Additionally, there are several loan options that do not require large down payments, said Mary Clark, branch manager of John Adams Mortgage Company.
"Rural Development is coming back with funding; they hope to have it by the end of the month," she said. That is a zero-down program that allows the seller to contribute to the buyers' closing costs.
"Additionally, MSHDA has another low down payment program, which only requires one-percent down-payment available. Both have fixed low-interest loans. The regular FHA (Federal Housing Administration) requires 3.5 percent of the purchase price as a down payment, and the Veteran's Administration loan is a zero-percent down-payment program for veterans."
Clark said the current cost of housing is a key element to consider when weighing your options.
"Low interest rates combined with low home prices make it cheaper to buy than rent."

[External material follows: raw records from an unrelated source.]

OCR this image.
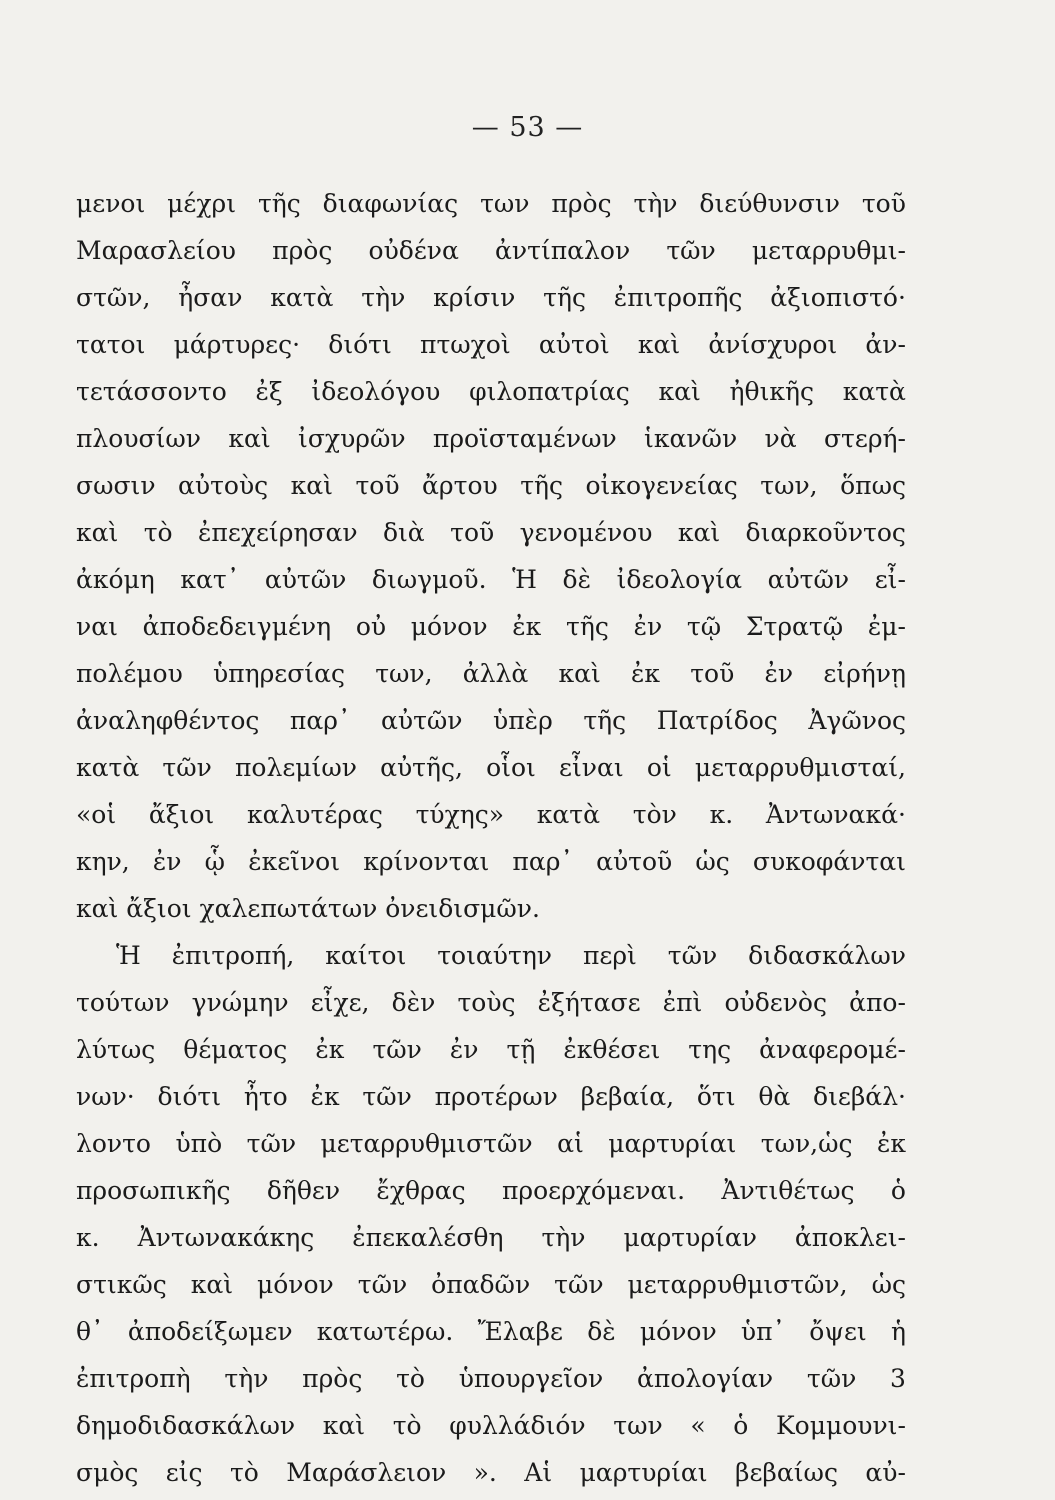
— 53 —
μενοι μέχρι τῆς διαφωνίας των πρὸς τὴν διεύθυνσιν τοῦ
Μαρασλείου πρὸς οὐδένα ἀντίπαλον τῶν μεταρρυθμι-
στῶν, ἦσαν κατὰ τὴν κρίσιν τῆς ἐπιτροπῆς ἀξιοπιστό·
τατοι μάρτυρες· διότι πτωχοὶ αὐτοὶ καὶ ἀνίσχυροι ἀν-
τετάσσοντο ἐξ ἰδεολόγου φιλοπατρίας καὶ ἠθικῆς κατὰ
πλουσίων καὶ ἰσχυρῶν προϊσταμένων ἱκανῶν νὰ στερή-
σωσιν αὐτοὺς καὶ τοῦ ἄρτου τῆς οἰκογενείας των, ὅπως
καὶ τὸ ἐπεχείρησαν διὰ τοῦ γενομένου καὶ διαρκοῦντος
ἀκόμη κατ᾽ αὐτῶν διωγμοῦ. Ἡ δὲ ἰδεολογία αὐτῶν εἶ-
ναι ἀποδεδειγμένη οὐ μόνον ἐκ τῆς ἐν τῷ Στρατῷ ἐμ-
πολέμου ὑπηρεσίας των, ἀλλὰ καὶ ἐκ τοῦ ἐν εἰρήνῃ
ἀναληφθέντος παρ᾽ αὐτῶν ὑπὲρ τῆς Πατρίδος Ἀγῶνος
κατὰ τῶν πολεμίων αὐτῆς, οἷοι εἶναι οἱ μεταρρυθμισταί,
«οἱ ἄξιοι καλυτέρας τύχης» κατὰ τὸν κ. Ἀντωνακά·
κην, ἐν ᾧ ἐκεῖνοι κρίνονται παρ᾽ αὐτοῦ ὡς συκοφάνται
καὶ ἄξιοι χαλεπωτάτων ὀνειδισμῶν.
Ἡ ἐπιτροπή, καίτοι τοιαύτην περὶ τῶν διδασκάλων
τούτων γνώμην εἶχε, δὲν τοὺς ἐξήτασε ἐπὶ οὐδενὸς ἀπο-
λύτως θέματος ἐκ τῶν ἐν τῇ ἐκθέσει της ἀναφερομέ-
νων· διότι ἦτο ἐκ τῶν προτέρων βεβαία, ὅτι θὰ διεβάλ·
λοντο ὑπὸ τῶν μεταρρυθμιστῶν αἱ μαρτυρίαι των,ὡς ἐκ
προσωπικῆς δῆθεν ἔχθρας προερχόμεναι. Ἀντιθέτως ὁ
κ. Ἀντωνακάκης ἐπεκαλέσθη τὴν μαρτυρίαν ἀποκλει-
στικῶς καὶ μόνον τῶν ὀπαδῶν τῶν μεταρρυθμιστῶν, ὡς
θ᾽ ἀποδείξωμεν κατωτέρω. Ἔλαβε δὲ μόνον ὑπ᾽ ὄψει ἡ
ἐπιτροπὴ τὴν πρὸς τὸ ὑπουργεῖον ἀπολογίαν τῶν 3
δημοδιδασκάλων καὶ τὸ φυλλάδιόν των « ὁ Κομμουνι-
σμὸς εἰς τὸ Μαράσλειον ». Αἱ μαρτυρίαι βεβαίως αὐ-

There is no denying that purchasing a home is a serious undertaking, Emerson said. "The upkeep of a home from roof to basement is a lifetime commitment, but real estate is a good investment because of the equity that develops."
Werth echoed those thoughts.
"For most people, purchasing a home is the biggest, scariest and most exciting investment they are going to make," she said. "Everyone needs to be sure to have the proper advice and guidance."